Are There Any Solutions?
Luckily, there are some solutions that can break the cycle of sleep apnea and weight gain. These include:
One of the best solutions for treating sleep apnea is to lose weight by following a healthy living and sensible eating plan. Long term weight loss is the best way to improve apnea, and losing between 5% and 15% of excess body weight can result in sleep apnea improving considerably, or even disappearing altogether. Of course, this process will take time, and therefore some kind of intervention will be required to control the symptoms of sleep apnea and to allow the patient to sleep well in order to enable their chances of losing weight to increase. Two thirds of patients who adhere to a calorie restricted diet find that their sleep apnea symptoms improve. A key measurement to pay attention to when losing weight is neck size. Research has shown that a man with a neck that measures less than 17 inches and a woman with a neck less than 16 inches will be less likely to suffer from sleep apnea than one with a larger measurement.
Attending a sleep clinic will allow a sleep specialist or physician to formally diagnose a case of sleep apnea. Once diagnosis has been made, treatment can be offered to alleviate the condition. Working with a qualified medical professional is one of the best ways to lose weight and become healthy.

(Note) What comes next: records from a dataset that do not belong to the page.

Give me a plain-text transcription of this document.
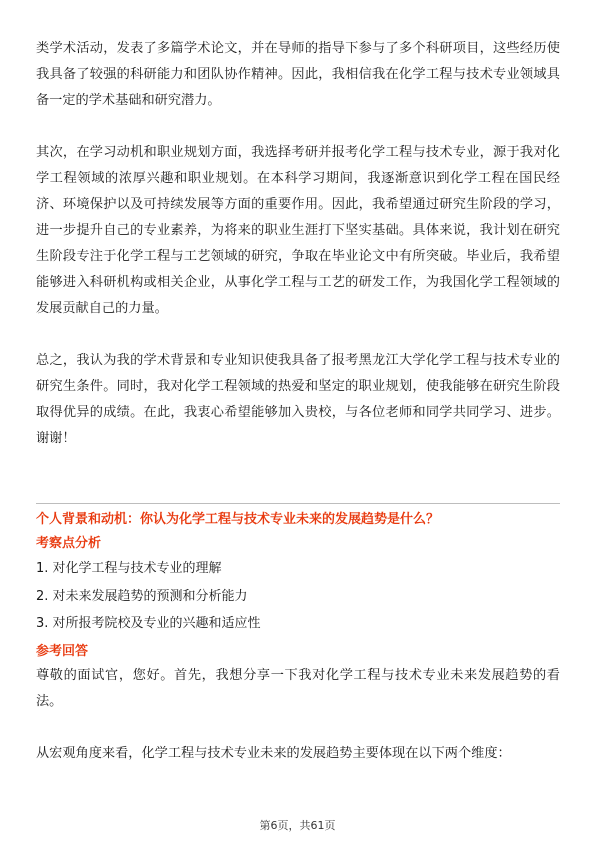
类学术活动，发表了多篇学术论文，并在导师的指导下参与了多个科研项目，这些经历使我具备了较强的科研能力和团队协作精神。因此，我相信我在化学工程与技术专业领域具备一定的学术基础和研究潜力。

其次，在学习动机和职业规划方面，我选择考研并报考化学工程与技术专业，源于我对化学工程领域的浓厚兴趣和职业规划。在本科学习期间，我逐渐意识到化学工程在国民经济、环境保护以及可持续发展等方面的重要作用。因此，我希望通过研究生阶段的学习，进一步提升自己的专业素养，为将来的职业生涯打下坚实基础。具体来说，我计划在研究生阶段专注于化学工程与工艺领域的研究，争取在毕业论文中有所突破。毕业后，我希望能够进入科研机构或相关企业，从事化学工程与工艺的研发工作，为我国化学工程领域的发展贡献自己的力量。

总之，我认为我的学术背景和专业知识使我具备了报考黑龙江大学化学工程与技术专业的研究生条件。同时，我对化学工程领域的热爱和坚定的职业规划，使我能够在研究生阶段取得优异的成绩。在此，我衷心希望能够加入贵校，与各位老师和同学共同学习、进步。谢谢！

个人背景和动机：你认为化学工程与技术专业未来的发展趋势是什么？

考察点分析

1. 对化学工程与技术专业的理解

2. 对未来发展趋势的预测和分析能力

3. 对所报考院校及专业的兴趣和适应性

参考回答

尊敬的面试官，您好。首先，我想分享一下我对化学工程与技术专业未来发展趋势的看法。

从宏观角度来看，化学工程与技术专业未来的发展趋势主要体现在以下两个维度：

第6页，共61页
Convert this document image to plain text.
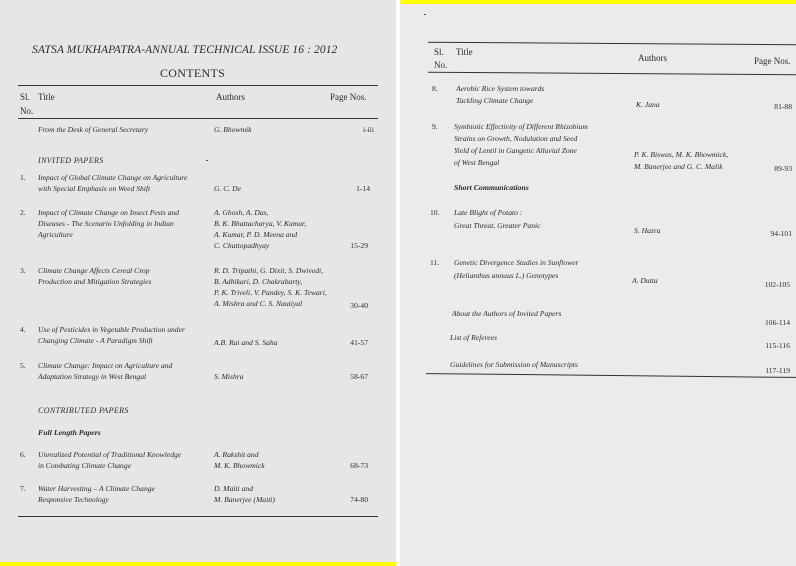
SATSA MUKHAPATRA-ANNUAL TECHNICAL ISSUE 16 : 2012
CONTENTS
Sl.
No.
Title	Authors	Page Nos.
From the Desk of General Secretary	G. Bhowmik	i-iii
INVITED PAPERS
1. Impact of Global Climate Change on Agriculture
with Special Emphasis on Weed Shift	G. C. De	1-14
2. Impact of Climate Change on Insect Pests and
Diseases - The Scenario Unfolding in Indian
Agriculture
A. Ghosh, A. Das,
B. K. Bhattacharya, V. Kumar,
A. Kumar, P. D. Meena and
C. Chattopadhyay	15-29
3. Climate Change Affects Cereal Crop
Production and Mitigation Strategies
R. D. Tripathi, G. Dixit, S. Dwivedi,
B. Adhikari, D. Chakrabarty,
P. K. Triveli, V. Pandey, S. K. Tewari,
A. Mishra and C. S. Nautiyal	30-40
4. Use of Pesticides in Vegetable Production under
Changing Climate - A Paradigm Shift	A.B. Rai and S. Saha	41-57
5. Climate Change: Impact on Agriculture and
Adaptation Strategy in West Bengal	S. Mishra	58-67
CONTRIBUTED PAPERS
Full Length Papers
6. Unrealized Potential of Traditional Knowledge
in Combating Climate Change
A. Rakshit and
M. K. Bhowmick	68-73
7. Water Harvesting – A Climate Change
Responsive Technology
D. Maiti and
M. Banerjee (Maiti)	74-80
Sl.
No.
Title
Authors	Page Nos.
8. Aerobic Rice System towards
Tackling Climate Change	K. Jana	81-88
9. Symbiotic Effectivity of Different Rhizobium
Strains on Growth, Nodulation and Seed
Yield of Lentil in Gangetic Alluvial Zone
of West Bengal
P. K. Biswas, M. K. Bhowmick,
M. Banerjee and G. C. Malik	89-93
Short Communications
10. Late Blight of Potato :
Great Threat, Greater Panic
S. Hazra	94-101
11. Genetic Divergence Studies in Sunflower
(Helianthus annuus L.) Genotypes
A. Dutta	102-105
About the Authors of Invited Papers
106-114
List of Referees
115-116
Guidelines for Submission of Manuscripts
117-119
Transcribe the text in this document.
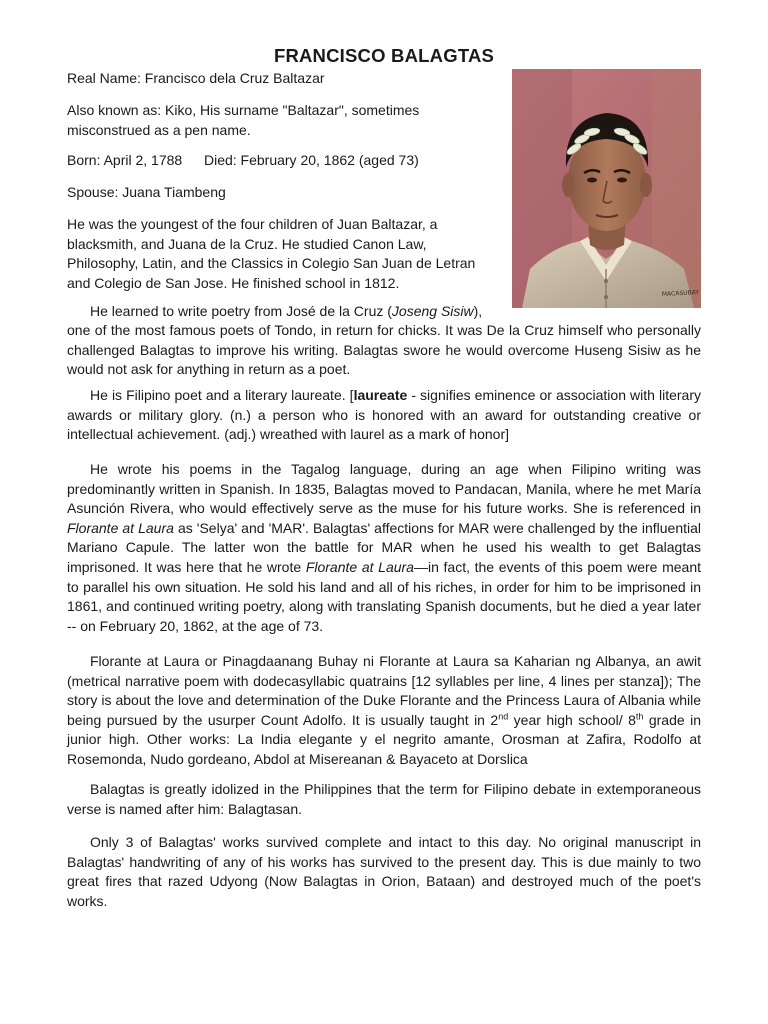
FRANCISCO BALAGTAS

Real Name: Francisco dela Cruz Baltazar

Also known as: Kiko, His surname "Baltazar", sometimes

misconstrued as a pen name.

Born: April 2, 1788 Died: February 20, 1862 (aged 73)

Spouse: Juana Tiambeng

He was the youngest of the four children of Juan Baltazar, a

blacksmith, and Juana de la Cruz. He studied Canon Law,

Philosophy, Latin, and the Classics in Colegio San Juan de Letran

and Colegio de San Jose. He finished school in 1812.

MACASUBAY

He learned to write poetry from José de la Cruz (Joseng Sisiw),

one of the most famous poets of Tondo, in return for chicks. It was De la Cruz himself who personally challenged Balagtas to improve his writing. Balagtas swore he would overcome Huseng Sisiw as he would not ask for anything in return as a poet.

He is Filipino poet and a literary laureate. [laureate - signifies eminence or association with literary awards or military glory. (n.) a person who is honored with an award for outstanding creative or intellectual achievement. (adj.) wreathed with laurel as a mark of honor]

He wrote his poems in the Tagalog language, during an age when Filipino writing was predominantly written in Spanish. In 1835, Balagtas moved to Pandacan, Manila, where he met María Asunción Rivera, who would effectively serve as the muse for his future works. She is referenced in Florante at Laura as 'Selya' and 'MAR'. Balagtas' affections for MAR were challenged by the influential Mariano Capule. The latter won the battle for MAR when he used his wealth to get Balagtas imprisoned. It was here that he wrote Florante at Laura—in fact, the events of this poem were meant to parallel his own situation. He sold his land and all of his riches, in order for him to be imprisoned in 1861, and continued writing poetry, along with translating Spanish documents, but he died a year later -- on February 20, 1862, at the age of 73.

Florante at Laura or Pinagdaanang Buhay ni Florante at Laura sa Kaharian ng Albanya, an awit (metrical narrative poem with dodecasyllabic quatrains [12 syllables per line, 4 lines per stanza]); The story is about the love and determination of the Duke Florante and the Princess Laura of Albania while being pursued by the usurper Count Adolfo. It is usually taught in 2nd year high school/ 8th grade in junior high. Other works: La India elegante y el negrito amante, Orosman at Zafira, Rodolfo at Rosemonda, Nudo gordeano, Abdol at Misereanan & Bayaceto at Dorslica

Balagtas is greatly idolized in the Philippines that the term for Filipino debate in extemporaneous verse is named after him: Balagtasan.

Only 3 of Balagtas' works survived complete and intact to this day. No original manuscript in Balagtas' handwriting of any of his works has survived to the present day. This is due mainly to two great fires that razed Udyong (Now Balagtas in Orion, Bataan) and destroyed much of the poet's works.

Sufferers of sleep apnea may benefit from a CPAP (continuous positive airway pressure) machine, which is an air pump that maintains the flow of air while the patient sleeps. This allows a better quality of sleep which helps to restore the energy and focus necessary to concentrate on following a weight loss program and allows the patient to stand the best chance of losing 5% to 10% of their excess body weight. Once this has happened, they may no longer need to use a CPAP machine.
In some cases, the cause of sleep apnea is anatomical. In these circumstances, the only possible solution may be to have surgery to rectify the problem.